Gute, divers angelegte Anthologien zu gesellschaftlichen Themen sind selten und wichtig. Ich habe in den letzten Jahren einige spannende gelesen, die sich u.a. mit Fremdenfeindlichkeit und (Alltags-)rassismus („Eure Heimat ist unser Alptraum“, Ullstein 2019), Sexismus, sexual harassment und Misogynie („Sagte sie“, Hanser Berlin 2018) und Diversität im Stadt(er)leben („FLEXEN: Flâneusen* schreiben Städte“, Verbrecher Verlag 2019) auseinandergesetzt haben. 

Mit „Wir. Gestern. Heute. Hier.“ ist nun eine Anthologie bei Piper erschienen, in der, so der Untertitel, „Texte zum Wandel unserer politischen Werte“ versammelt sind. Ein sehr allgemeiner Titel, der auf vieles hoffen lässt. Und in der Tat wird einiges in den Texten verhandelt, was aber nicht darüber hinwegtäuschen kann, dass ein leichter Schwerpunkt auf einem Phänomen liegt, das aus unterschiedlichsten Perspektiven (die natürlich noch andere The- und Problematiken mit sich bringen) beleuchtet wird: Der Zusammenschluss der beiden deutschen Staaten 1989/1990 (oft mit Begriffen wie „Wende“, „Wiedervereinigung“ und „Mauerfall“ in Verbindung gebracht, die in ihren Implikationen auf die ein oder andere Weise durchaus problematisch sind), sowie die damit verbundenen Ereignisse und, vor allem, die Folgen.

Dieser Fokus erweist sich aber schnell als Feature, nicht als Fehler, da sich im Spiegel dieses Knackpunktes der jüngeren deutschen Geschichte ein sehr vielfältiges Bild der Gegenwart und ihrer Hintergründe, und somit vieler, wenn auch nicht aller, gesellschaftlichen Probleme der letzten 30 Jahre (und davor) (re)konstruieren lässt. 

„Die autoritäre Phantasie, die heute ganz Deutschland bedroht: Viele von uns Wendekindern sahen sie damals schon bei unsren Freunden und Verwandten. Und wir standen hilflos vor einem West-Mainstream, der das alles für vernachlässigenswert hielt.
Wenn sich unsere Generation heute meldet und versucht, ihre Erfahrungen in das kollektive Gedächtnis einzuspeisen, dann ist das nicht nur eine Privatsache, dann geht es nicht nur um Kindheitsaufarbeitung.

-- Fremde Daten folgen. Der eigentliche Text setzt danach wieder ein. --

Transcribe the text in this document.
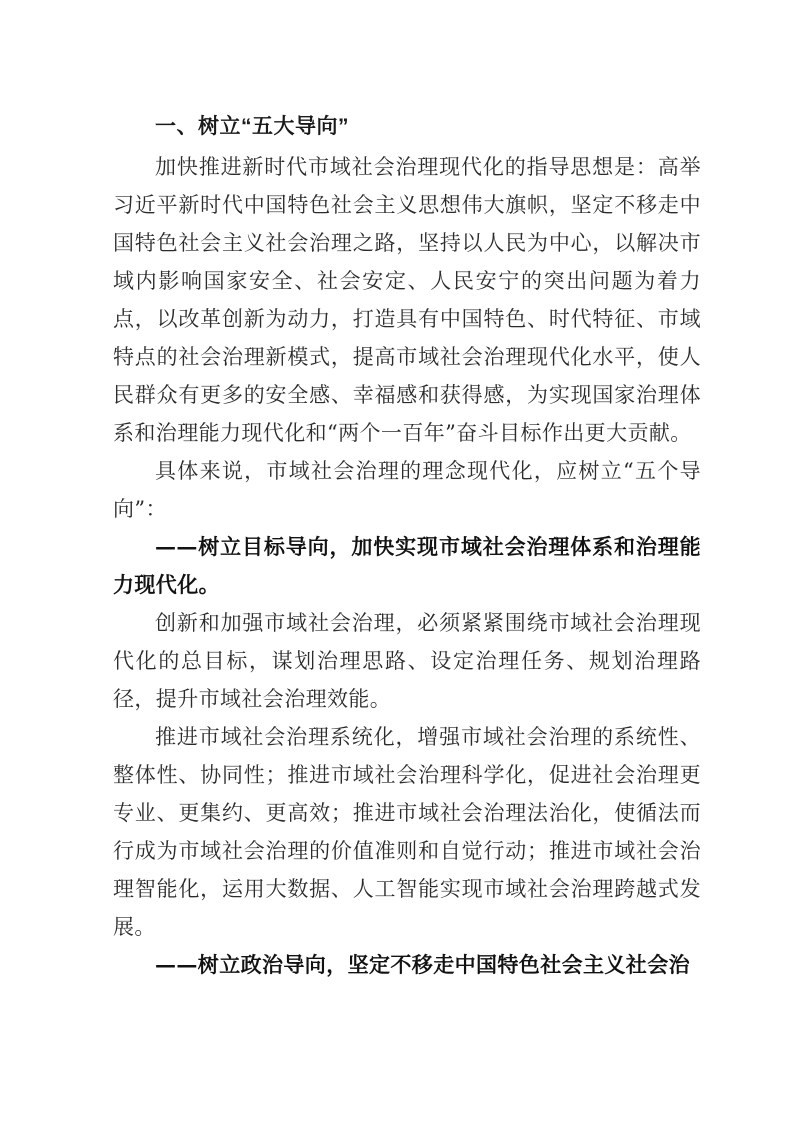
一、树立“五大导向”

加快推进新时代市域社会治理现代化的指导思想是：高举习近平新时代中国特色社会主义思想伟大旗帜，坚定不移走中国特色社会主义社会治理之路，坚持以人民为中心，以解决市域内影响国家安全、社会安定、人民安宁的突出问题为着力点，以改革创新为动力，打造具有中国特色、时代特征、市域特点的社会治理新模式，提高市域社会治理现代化水平，使人民群众有更多的安全感、幸福感和获得感，为实现国家治理体系和治理能力现代化和“两个一百年”奋斗目标作出更大贡献。

具体来说，市域社会治理的理念现代化，应树立“五个导向”：

——树立目标导向，加快实现市域社会治理体系和治理能力现代化。

创新和加强市域社会治理，必须紧紧围绕市域社会治理现代化的总目标，谋划治理思路、设定治理任务、规划治理路径，提升市域社会治理效能。

推进市域社会治理系统化，增强市域社会治理的系统性、整体性、协同性；推进市域社会治理科学化，促进社会治理更专业、更集约、更高效；推进市域社会治理法治化，使循法而行成为市域社会治理的价值准则和自觉行动；推进市域社会治理智能化，运用大数据、人工智能实现市域社会治理跨越式发展。

——树立政治导向，坚定不移走中国特色社会主义社会治
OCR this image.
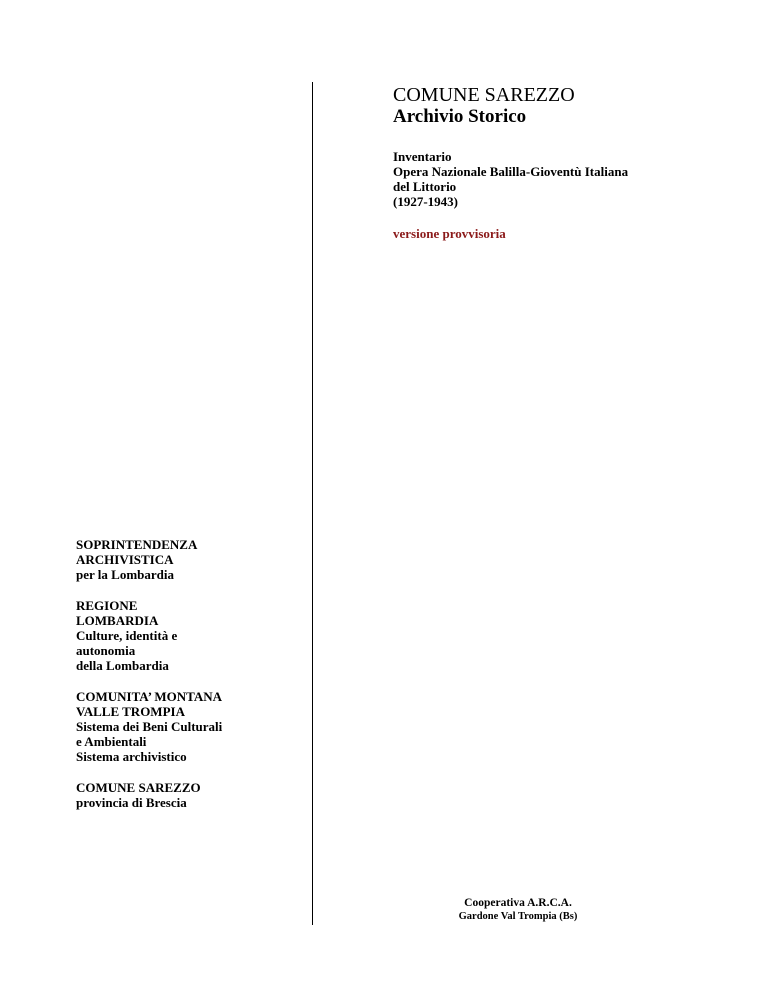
COMUNE SAREZZO
Archivio Storico
Inventario
Opera Nazionale Balilla-Gioventù Italiana
del Littorio
(1927-1943)
versione provvisoria
SOPRINTENDENZA
ARCHIVISTICA
per la Lombardia
REGIONE
LOMBARDIA
Culture, identità e
autonomia
della Lombardia
COMUNITA’ MONTANA
VALLE TROMPIA
Sistema dei Beni Culturali
e Ambientali
Sistema archivistico
COMUNE SAREZZO
provincia di Brescia
Cooperativa A.R.C.A.
Gardone Val Trompia (Bs)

Es geht darum, einen Teil Deutschlands sichtbar zu machen, der das ganze Land immer stärker prägt. […] Zeit, davon zu erzählen.“

(Christian Bangel, geb. 1979)

1990, dieses Datum steht im Kleinen für das Ende der Teilung der beiden deutschen Staaten, im Großen aber für den Anfang einer neuen Epoche mit vielen, ausufernden Entwicklungen: Globalisierung und digitale Revolution, Krieg gegen den Terror und arabischer Frühling (mit anschließenden Bürgerkriegen), Massen an Menschen auf der Flucht vor Krieg und Hunger und das Aufgehen der Schere zwischen Arm und Reich, Finanz- und Eurokrise, Fridays for Future und neuer Rechtsruck. Ich will nicht behaupten, dass all diese Entwicklungen ihren Ursprung im Ende des Kalten Krieges haben/danach erst begannen, aber in vielerlei Hinsicht traten sie nach seinem Ende verstärkt zutage/änderten sich danach Gegebenheiten, die ihnen Vorschub leisteten. 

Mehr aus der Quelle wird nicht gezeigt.